What happens to the local government councils’ federal allocations? Do you hand over all or do you spend them on their behalf as some states do?

We are proud of the fact we are probably the only “state” in Nigeria that gives to its local government their allocations on time and in full. And we even add 10 per cent IGR. We do not deduct, we do not spend on their behalf.

But you have Joint Allocation Council?

We have a JAC, in fact we had JAC meeting yesterday that allocates and gives out money; we do it publicly and the press is always there. Of course the money comes to us but we give it out. If we have FAAC on Monday you will be assured that on Wednesday we will have our JAC in the territory and so we are very proud of that. We are showing as a federal government we need to show good example to the spirit and the letter of the constitution and to develop the third tier of government. And as a viable tier of government that is closest to the people, it should be empowered to deliver services directly to them and it is working.

What challenges are you are facing?

The major challenge is that the territory is the fastest growing territory not only in Africa but in the world. And if you have 10 people come into the territory, eight of them will remain in the satellite towns. So we have a demographic surge because when people are coming for opportunities from all over the country and because of the security situation in the North a lot of people are relocating to the territory. That is our challenge that we did not expect. But it is an opportunity because with people you have a market, which is the strength of the major city like Kano, Lagos and Port Harcourt. Abuja’s population is three million but we know that we have exceeded five million and growing. That’s a challenge although, it is also an opportunity for business; we should leverage on it.
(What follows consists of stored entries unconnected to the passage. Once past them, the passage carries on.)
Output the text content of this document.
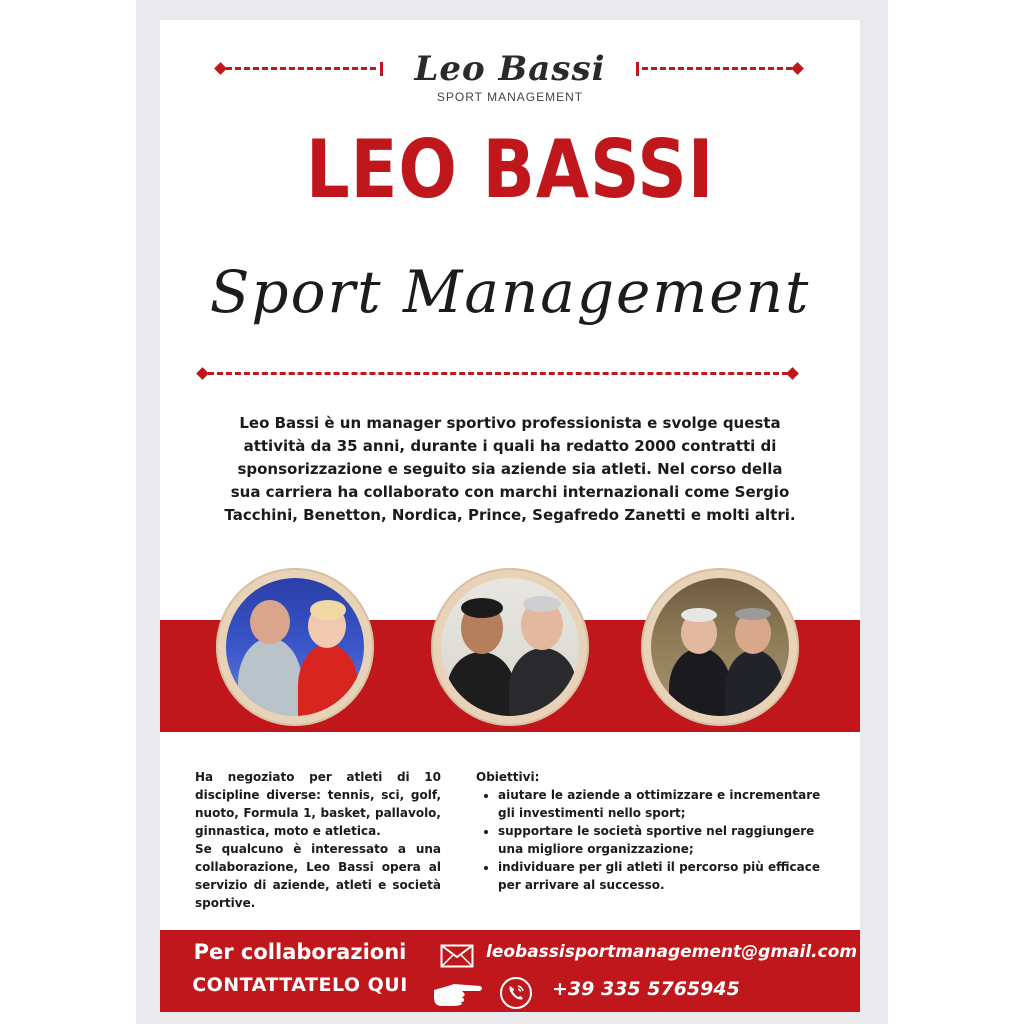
Leo Bassi
SPORT MANAGEMENT
LEO BASSI
Sport Management
Leo Bassi è un manager sportivo professionista e svolge questa attività da 35 anni, durante i quali ha redatto 2000 contratti di sponsorizzazione e seguito sia aziende sia atleti. Nel corso della sua carriera ha collaborato con marchi internazionali come Sergio Tacchini, Benetton, Nordica, Prince, Segafredo Zanetti e molti altri.
Ha negoziato per atleti di 10 discipline diverse: tennis, sci, golf, nuoto, Formula 1, basket, pallavolo, ginnastica, moto e atletica.
Se qualcuno è interessato a una collaborazione, Leo Bassi opera al servizio di aziende, atleti e società sportive.
Obiettivi:
• aiutare le aziende a ottimizzare e incrementare gli investimenti nello sport;
• supportare le società sportive nel raggiungere una migliore organizzazione;
• individuare per gli atleti il percorso più efficace per arrivare al successo.
Per collaborazioni
CONTATTATELO QUI
leobassisportmanagement@gmail.com
+39 335 5765945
The other challenge is revenue income; the fact is that we don’t have in FCT an inland revenue board. We have a bill now before the National Assembly for our FCT revenue board and if we are in charge of collecting revenue I believe we will do it more efficiently. We also don’t have a law to enable us collect revenue for property taxes, so we have a situation whereby we have many buildings and residences in Abuja that nobody is paying property tax on. That’s a huge amount of money being lost. There’s a bill in the National Assembly for that. The third challenge is the National Assembly, as you know the territory’s local assembly is the National Assembly. People complain that in Abuja there is more lawlessness, people don’t obey, but the point is that we don’t have enough laws in place to regulate all the activities that are going on and we don’t have enough laws in place to collect the revenue that we need to collect so these are our challenges.